Infektionskrankheiten

Ebola: Bedingte Genehmigung für Impfstoff empfohlen Alexandra Negt, 21.10.2019 12:26 Uhr

Berlin - Die Europäische Arzneimittelagentur (EMA) hat die bedingte Zulassung des Lebendimpsftoffes Ervebo (rVSVΔG-ZEBOV-GP) empfohlen. Die bislang schwerste Ebola-Epidemie brach 2014 in Westafrika aus; seit 2018 gibt es im Kongo und in Uganda eine neue Welle. Das positive Votum aus Amsterdam soll ein Signal sein, damit der Impfstoff schnell auch in Afrika zum Einsatz kommen kann.

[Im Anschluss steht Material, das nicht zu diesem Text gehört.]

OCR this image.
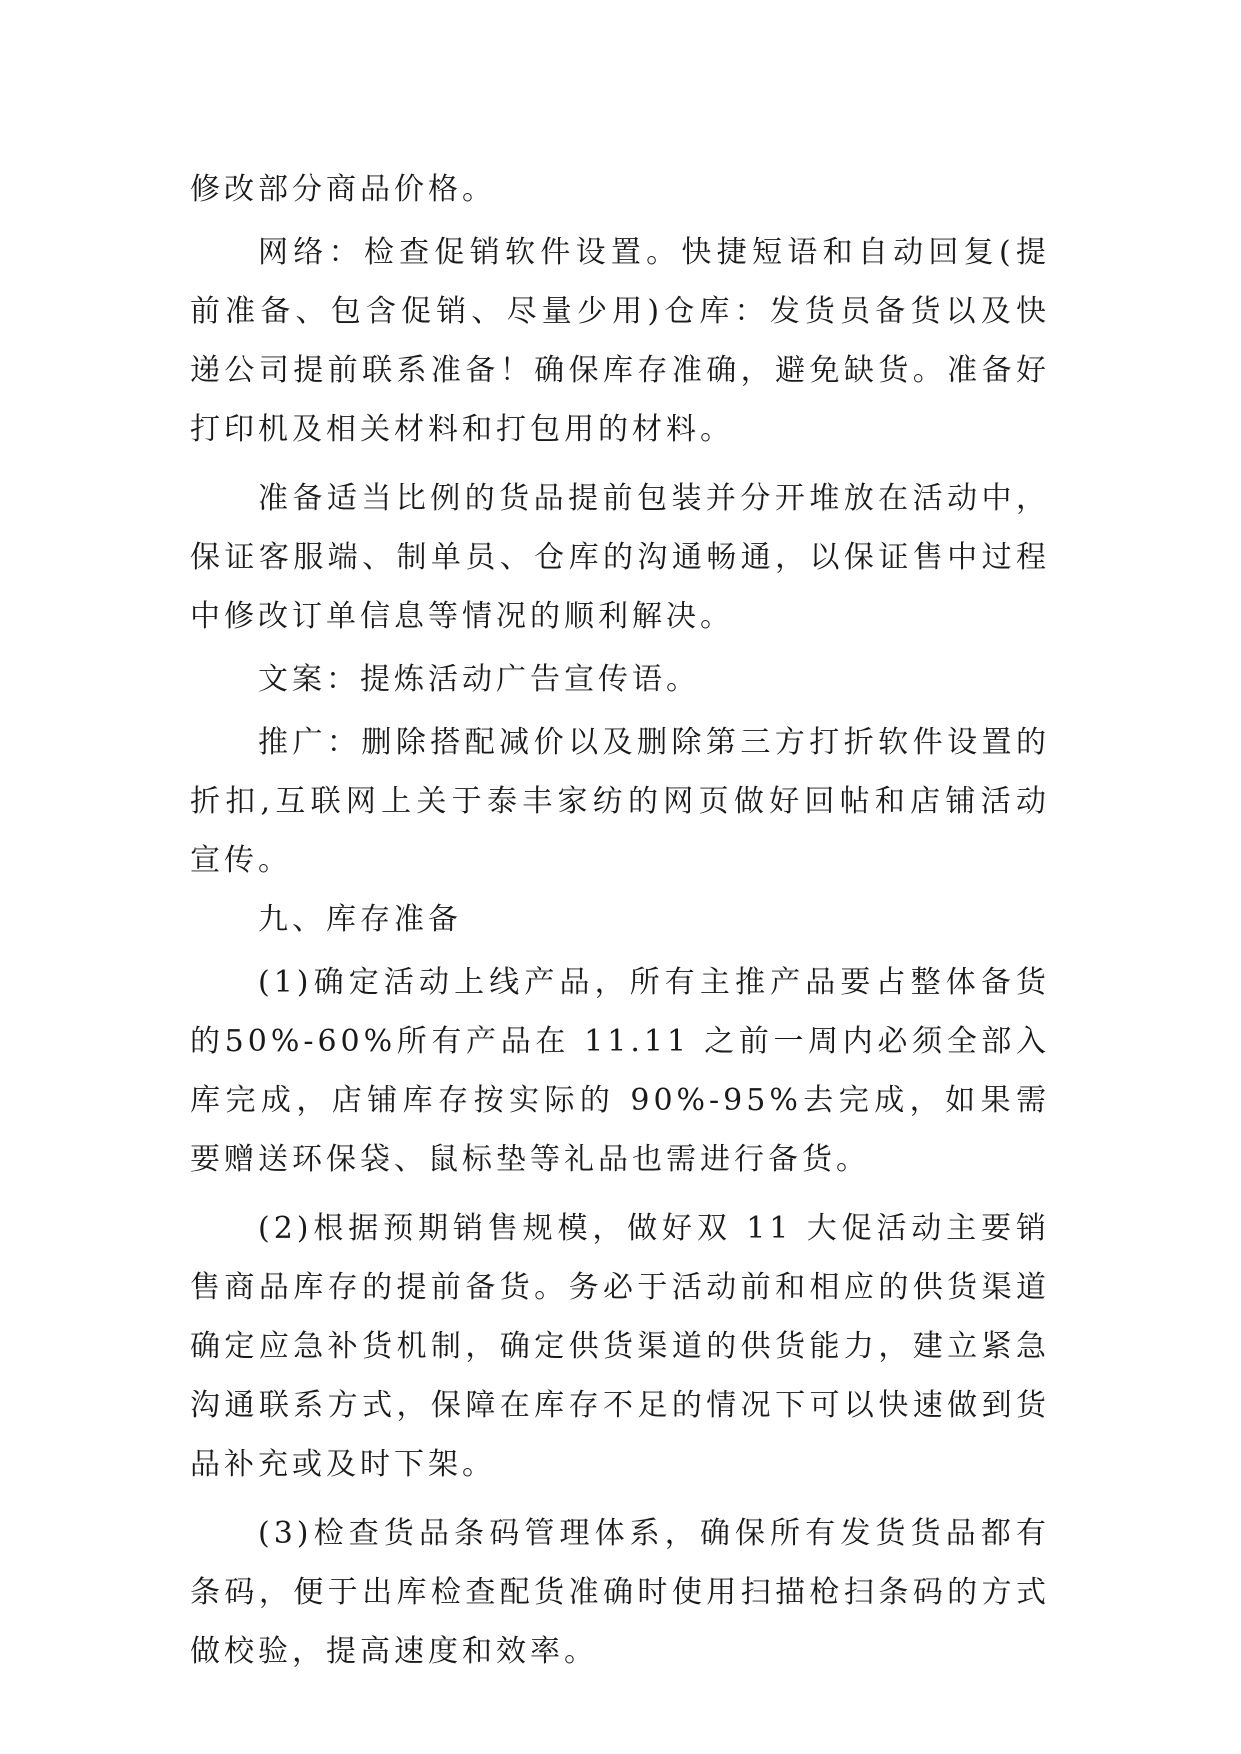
修改部分商品价格。

网络：检查促销软件设置。快捷短语和自动回复(提前准备、包含促销、尽量少用)仓库：发货员备货以及快递公司提前联系准备！确保库存准确，避免缺货。准备好打印机及相关材料和打包用的材料。

准备适当比例的货品提前包装并分开堆放在活动中，保证客服端、制单员、仓库的沟通畅通，以保证售中过程中修改订单信息等情况的顺利解决。

文案：提炼活动广告宣传语。

推广：删除搭配减价以及删除第三方打折软件设置的折扣,互联网上关于泰丰家纺的网页做好回帖和店铺活动宣传。

九、库存准备

(1)确定活动上线产品，所有主推产品要占整体备货的50%-60%所有产品在 11.11 之前一周内必须全部入库完成，店铺库存按实际的 90%-95%去完成，如果需要赠送环保袋、鼠标垫等礼品也需进行备货。

(2)根据预期销售规模，做好双 11 大促活动主要销售商品库存的提前备货。务必于活动前和相应的供货渠道确定应急补货机制，确定供货渠道的供货能力，建立紧急沟通联系方式，保障在库存不足的情况下可以快速做到货品补充或及时下架。

(3)检查货品条码管理体系，确保所有发货货品都有条码，便于出库检查配货准确时使用扫描枪扫条码的方式做校验，提高速度和效率。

Ervebo ist der erste Impfstoff zur aktiven Immunisierung von Personen ab 18 Jahren, die einem Infektionsrisiko mit dem Ebola-Virus ausgesetzt sind. Der Impfstoff hat sich als sicher wirksam gegen Ebola erwiesen. Es handelt sich um einen gentechnisch veränderten, replikationskompetenten, abgeschwächten Lebendimpfstoff. Daten aus klinischen Studien haben gezeigt, dass sich der Mensch nach einmaliger Gabe nicht mehr mit dem Virus anstecken kann.

Die klinische Entwicklung eines Impfstoffes wurde als Reaktion auf den Ausbruch 2014 in Zusammenarbeit mit verschiedenen Interessengruppen des öffentlichen Gesundheitswesens eingeleitet. Während des aktuell anhaltenden Ebola-Ausbruchs in der Demokratischen Republik Kongo wird der Impfstoff im Rahmen eines erweiterten Zugangsprotokolls eingesetzt, um Personen mit dem höchsten Infektionsrisiko zu schützen.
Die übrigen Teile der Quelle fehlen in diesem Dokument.